If Rep. Robert L. Ehrlich Jr. felt threatened toward the end of his hotly contested re-election race against Democratic challenger Connie Galiazzo DeJuliis, his latest campaign finance report doesn't show it.
After-election reports, which were due Thursday at the Federal Election Commission, show that Ehrlich had $125,000 in the bank after the Nov. 5 election. The GOP freshman won his second term with 62 percent of the vote.
DeJuliis reported a $588 balance.
"We've got a balance sheet that looks like IBM," said Robert McKinney, Ehrlich's campaign manager. "If we had felt we were in any danger, we had a cushion there to buy advertising. Our numbers stayed consistent from day one."
DeJuliis and Betty Deacon, her campaign manager, said the imbalance was a major factor in the candidate's defeat.
"I had a primary race," DeJuliis said, referring to her March 5 victory over several challengers. "We ended up at the end of the TTC primary with about $30,000." That compared with roughly $300,000 that Ehrlich, with no serious primary rivals, had available.
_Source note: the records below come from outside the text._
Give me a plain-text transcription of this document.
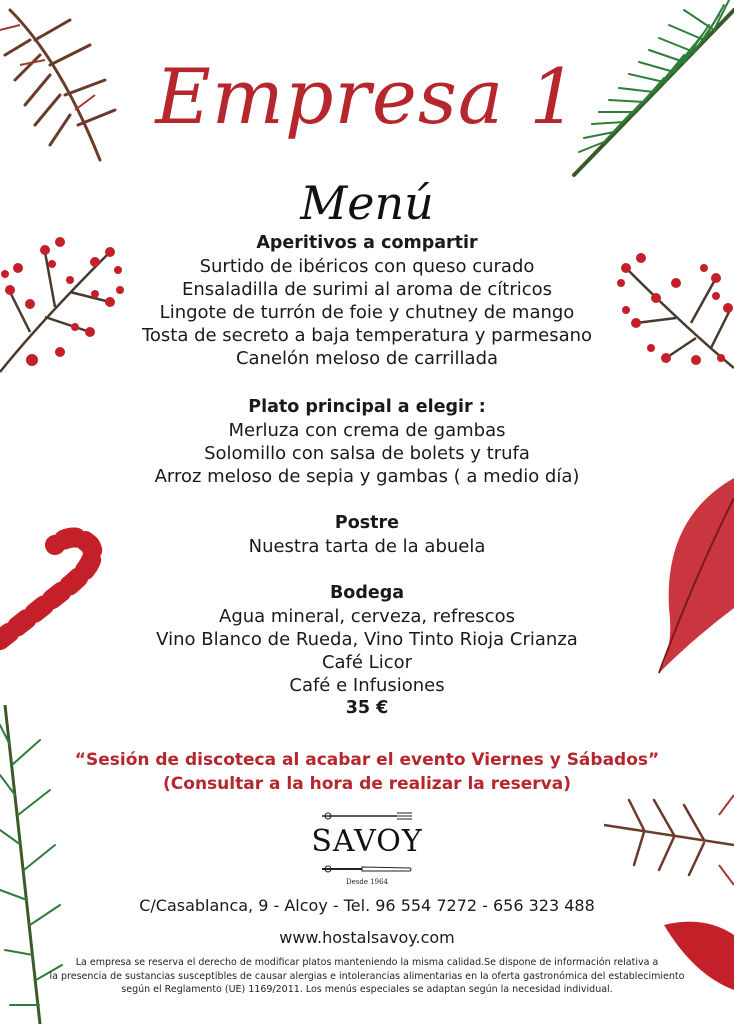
Empresa 1
Menú
Aperitivos a compartir
Surtido de ibéricos con queso curado
Ensaladilla de surimi al aroma de cítricos
Lingote de turrón de foie y chutney de mango
Tosta de secreto a baja temperatura y parmesano
Canelón meloso de carrillada
Plato principal a elegir :
Merluza con crema de gambas
Solomillo con salsa de bolets y trufa
Arroz meloso de sepia y gambas ( a medio día)
Postre
Nuestra tarta de la abuela
Bodega
Agua mineral, cerveza, refrescos
Vino Blanco de Rueda, Vino Tinto Rioja Crianza
Café Licor
Café e Infusiones
35 €
“Sesión de discoteca al acabar el evento Viernes y Sábados”
(Consultar a la hora de realizar la reserva)
SAVOY
Desde 1964
C/Casablanca, 9 - Alcoy - Tel. 96 554 7272 - 656 323 488
www.hostalsavoy.com
La empresa se reserva el derecho de modificar platos manteniendo la misma calidad.Se dispone de información relativa a
la presencia de sustancias susceptibles de causar alergias e intolerancias alimentarias en la oferta gastronómica del establecimiento
según el Reglamento (UE) 1169/2011. Los menús especiales se adaptan según la necesidad individual.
That meant Ehrlich could afford to begin television advertising in September -- weeks before DeJuliis -- and also could afford radio ads, which DeJuliis couldn't. The perception that Ehrlich was ahead also hurt DeJuliis' fund-raising efforts toward the end, other Democrats say.
In the final reporting period, covering the last two weeks of the campaign and through Nov. 25, DeJuliis reported raising $55,110 and spending $88,423.
Ehrlich, by contrast, raised $71,039 and spent $179,302 during that period.
Much of Ehrlich's money -- $99,000 -- was spent to produce or buy broadcast time for media advertisements, compared with $52,700 spent for that purpose by the DeJuliis campaign.
In addition to the funds spent directly by the candidates, other groups -- such as the Democratic and Republican central committees, the AFL-CIO and business groups -- independently spent money on the campaigns.
Since his election in 1994, Ehrlich has raised $935,000, compared with $616,000 raised by DeJuliis since she started running Jan. 1, 1996.
Moreover, Ehrlich exceeded his fund-raising goal of $800,000; DeJuliis fell about $200,000 short of hers, which Deacon said last summer was $850,000.